It is 80 years since the First World War started and few survivors remain to bear witness to the events. The problem now is conveying the significance of the war to later generations. We are all so accustomed to the sophisticated, hi-tech and ultimately sanitised violence as presented by the media that it is easy to overlook the horror of life in the trenches.

A new resource from Wirral College called Images of War brings together literature and contemporary photographs with extracts from the Daily Telegraph and the Illustrated War News. The disc contains some 50 pages and traces the development of the war.

There are fascinating insights of how the news was presented at the time.

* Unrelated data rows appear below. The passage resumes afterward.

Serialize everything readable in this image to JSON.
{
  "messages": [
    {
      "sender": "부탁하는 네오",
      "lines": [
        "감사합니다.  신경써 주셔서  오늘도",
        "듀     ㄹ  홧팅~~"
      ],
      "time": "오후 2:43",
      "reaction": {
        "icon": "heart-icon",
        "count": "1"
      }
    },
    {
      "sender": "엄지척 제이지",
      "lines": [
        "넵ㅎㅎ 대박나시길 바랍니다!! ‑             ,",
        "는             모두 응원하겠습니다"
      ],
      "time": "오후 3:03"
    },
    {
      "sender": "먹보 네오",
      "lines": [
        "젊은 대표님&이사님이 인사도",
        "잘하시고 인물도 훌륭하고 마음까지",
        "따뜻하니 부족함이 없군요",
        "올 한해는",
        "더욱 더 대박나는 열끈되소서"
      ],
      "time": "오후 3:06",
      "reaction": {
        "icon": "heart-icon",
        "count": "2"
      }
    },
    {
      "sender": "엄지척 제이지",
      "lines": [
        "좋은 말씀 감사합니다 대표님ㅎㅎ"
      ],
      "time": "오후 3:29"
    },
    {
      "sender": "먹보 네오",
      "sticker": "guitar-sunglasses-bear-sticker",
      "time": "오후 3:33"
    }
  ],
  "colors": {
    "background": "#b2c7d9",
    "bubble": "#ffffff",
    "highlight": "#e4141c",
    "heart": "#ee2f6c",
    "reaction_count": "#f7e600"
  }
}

The Illustrated War News in 1915 reported on a speedy process of recruiting soldiers. It says: “As a method of attracting men, the secret of successful recruiting seems to be to put a recruit into uniform, immediately he joins. At Hackney, the recruits are learning the handling of guns in 45 minutes after enlistment!” One of the themes which emerges strongly in this selection is the class war. The pomp and ceremony of the funeral of Lord Roberts at St Paul’s with the official lying in state as a war hero, is juxtaposed with Isaac Rosenberg’s description of the dead in the poem Dead Man’s Dump.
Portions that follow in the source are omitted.